DC Comics Super Hero Collection - The Flash

With or without a "The" as part of his name, there's something about The Flash that has always appealed to me, although - in saying that - I realise now that I'm going to have to explain which Flash I mean.

I don't, for example, mean the original Golden Age character, Jay Garrick (the one who wore a wok for a hat). Like many of the original JSA characters, by the time I got into comics his costume was already looking old-fashioned, like it should have been a discarded design concept. Nor do I mean Wally West who took up the mantle in the 1980s or Bart Allen, who began as the sidekick Kid Flash. (You see what I mean about the confusing state of DC continuity?!)

No, for me, the real Flash - the one I first discovered - was Barry Allen, the Silver Age Flash. Of course, I never knew much about his backstory (something about an accident while working in a police lab and having a girlfriend called Iris, as far as I can remember), but that didn't matter. It was enough to know that he could run fast (faster than Superman!) and that his costume was red and gold - an unbeatable colour combination! He just looked so cool!

I was delighted then that the first Flash made by Eaglemoss for the DC Comics Super Hero Collection was the Barry Allen Flash - my Flash - and that they'd captured his look perfectly!

Of course, these days, my appreciation of the character is a little different. I rediscovered the Flash as part of the Justice League animated TV series.

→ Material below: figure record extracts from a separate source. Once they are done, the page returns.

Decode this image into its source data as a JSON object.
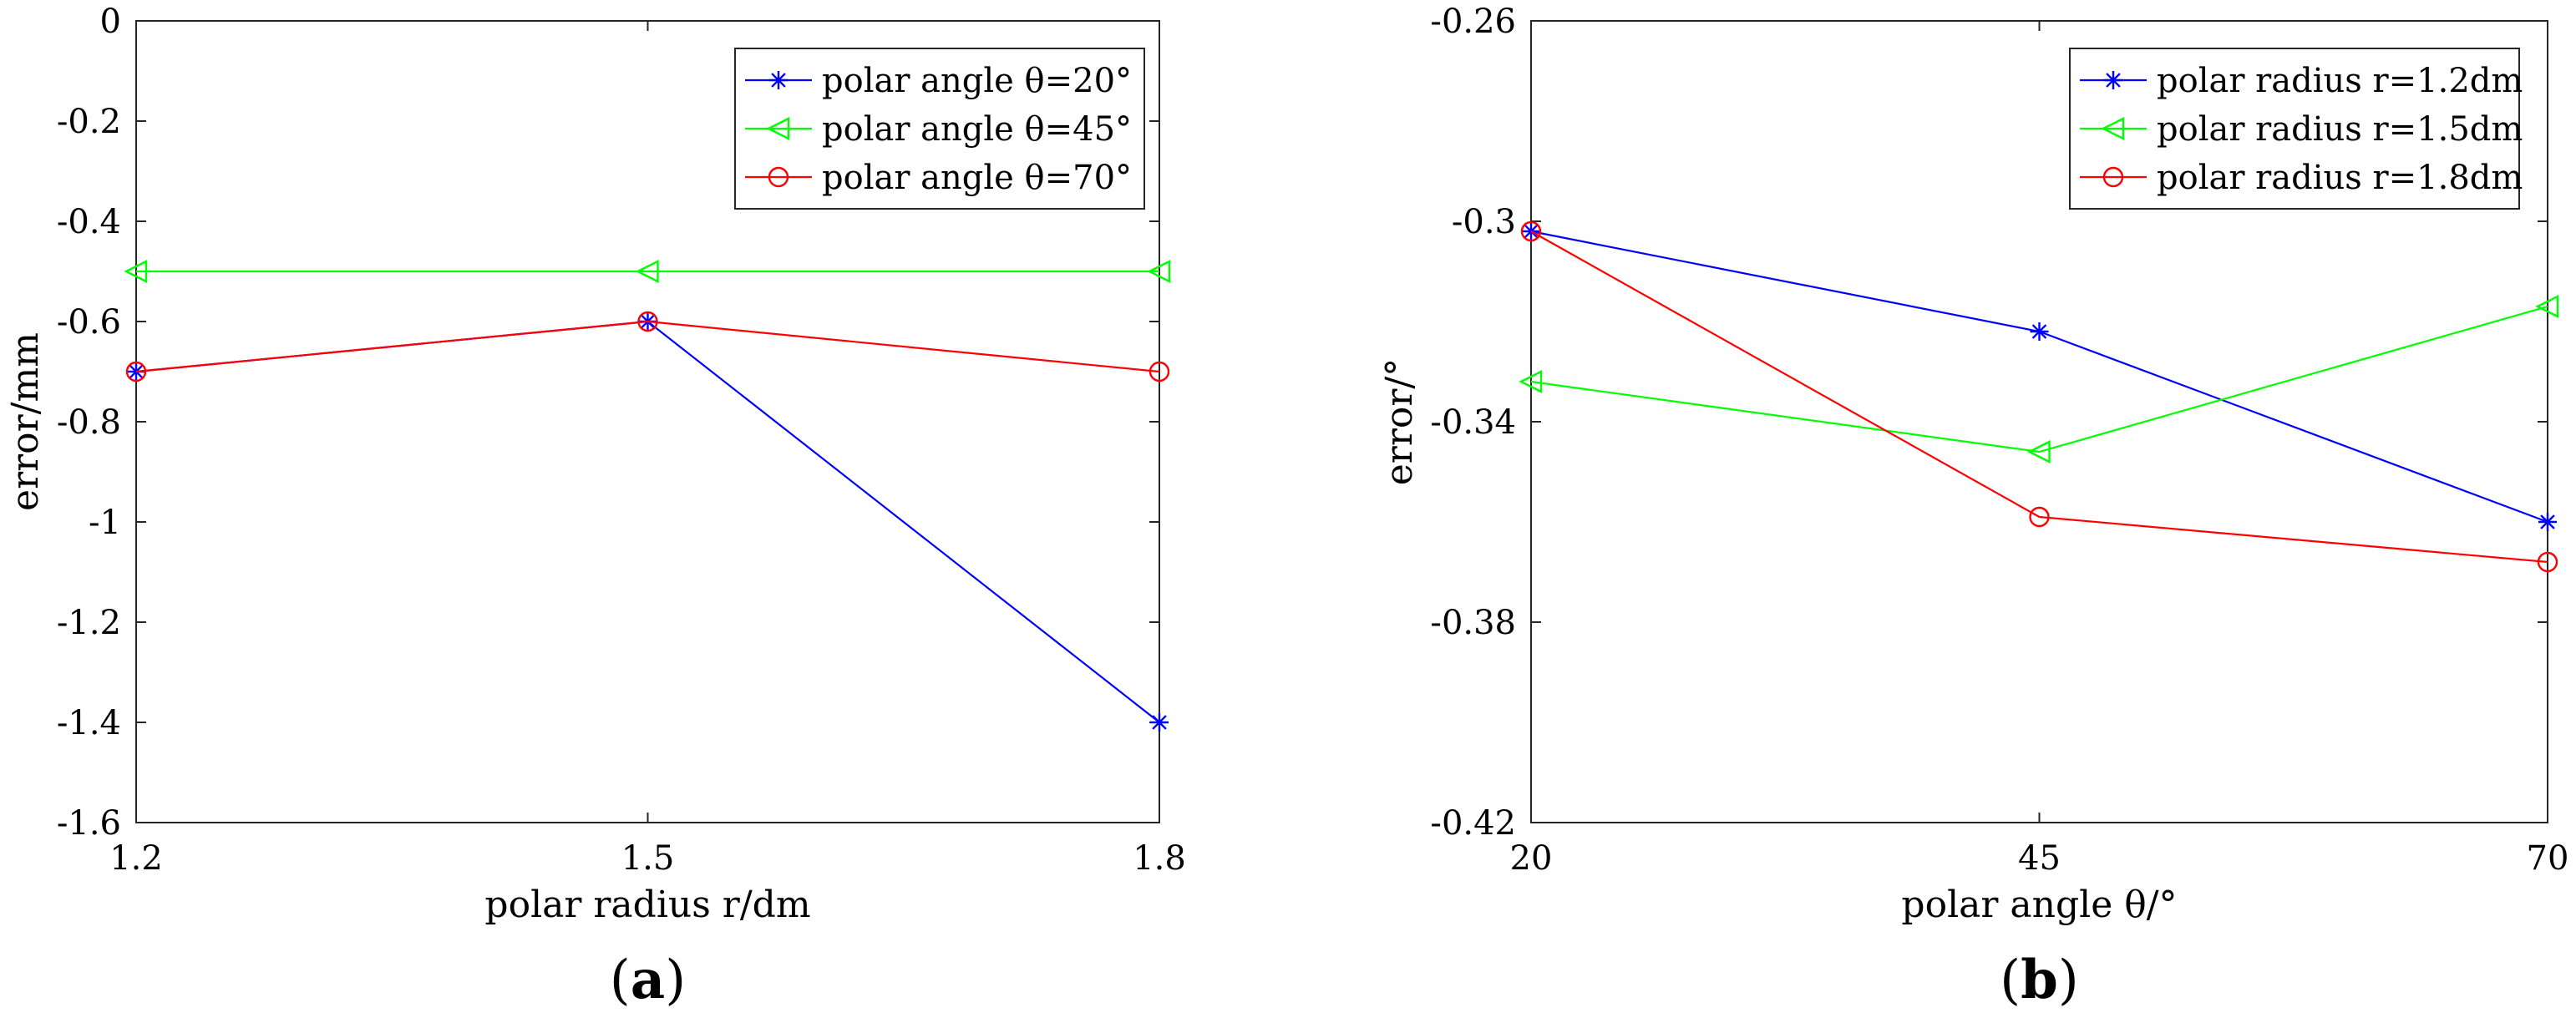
{
  "chart_data": [
    {
      "type": "line",
      "panel_label": "a",
      "xlabel": "polar radius r/dm",
      "ylabel": "error/mm",
      "x": [
        1.2,
        1.5,
        1.8
      ],
      "x_tick_labels": [
        "1.2",
        "1.5",
        "1.8"
      ],
      "xlim": [
        1.2,
        1.8
      ],
      "ylim": [
        -1.6,
        0
      ],
      "y_ticks": [
        0,
        -0.2,
        -0.4,
        -0.6,
        -0.8,
        -1,
        -1.2,
        -1.4,
        -1.6
      ],
      "y_tick_labels": [
        "0",
        "-0.2",
        "-0.4",
        "-0.6",
        "-0.8",
        "-1",
        "-1.2",
        "-1.4",
        "-1.6"
      ],
      "grid": false,
      "legend_position": "top-right",
      "series": [
        {
          "name": "polar angle θ=20°",
          "values": [
            -0.7,
            -0.6,
            -1.4
          ],
          "color": "#0000ff",
          "marker": "asterisk"
        },
        {
          "name": "polar angle θ=45°",
          "values": [
            -0.5,
            -0.5,
            -0.5
          ],
          "color": "#00ff00",
          "marker": "triangle-left"
        },
        {
          "name": "polar angle θ=70°",
          "values": [
            -0.7,
            -0.6,
            -0.7
          ],
          "color": "#ff0000",
          "marker": "circle"
        }
      ]
    },
    {
      "type": "line",
      "panel_label": "b",
      "xlabel": "polar angle θ/°",
      "ylabel": "error/°",
      "x": [
        20,
        45,
        70
      ],
      "x_tick_labels": [
        "20",
        "45",
        "70"
      ],
      "xlim": [
        20,
        70
      ],
      "ylim": [
        -0.42,
        -0.26
      ],
      "y_ticks": [
        -0.26,
        -0.3,
        -0.34,
        -0.38,
        -0.42
      ],
      "y_tick_labels": [
        "-0.26",
        "-0.3",
        "-0.34",
        "-0.38",
        "-0.42"
      ],
      "grid": false,
      "legend_position": "top-right",
      "series": [
        {
          "name": "polar radius r=1.2dm",
          "values": [
            -0.302,
            -0.322,
            -0.36
          ],
          "color": "#0000ff",
          "marker": "asterisk"
        },
        {
          "name": "polar radius r=1.5dm",
          "values": [
            -0.332,
            -0.346,
            -0.317
          ],
          "color": "#00ff00",
          "marker": "triangle-left"
        },
        {
          "name": "polar radius r=1.8dm",
          "values": [
            -0.302,
            -0.359,
            -0.368
          ],
          "color": "#ff0000",
          "marker": "circle"
        }
      ]
    }
  ]
}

This was the Wally West version and, although I had no idea what had happened to Barry Allen at that time, Wally had a personality that was kind of hard to dislike. He was the class clown; the lovable joker, always ready with a goofy quip to lighten even the direst of situations. I don't know if Barry Allen ever had a distinct personality as such (those things never seemed very important back in the day!) but, since Wally's costume was pretty identical to Barry's, it was fairly easy to take Wally's personality and graft it onto my memory of Barry Allen!

The other reason I've rediscovered my fondness for the Flash is because of his lack of powers. Over the years I've become one of those people who believes that the more powerful a hero is, the less interesting he becomes. With only one power (the ability to move incredibly quickly!) the Flash poses a real challenge for his writers. They can't simply have him racing a rocket-powered car every month and so they are always having to be more inventive; always having to find new and creative ways for the character to use the one power he has. What began, therefore, as an ability to run fast has now become the ability to create whirlwinds, to run up walls and across water, to vibrate through solid objects, to create vacuums, centrifuges and cushions of air ... in effect, they've extended his range of abilities and, unlike Superman, they've done it without adding a single extra super power to his arsenal. Now, for a writer at least, that's the way to make a character really interesting!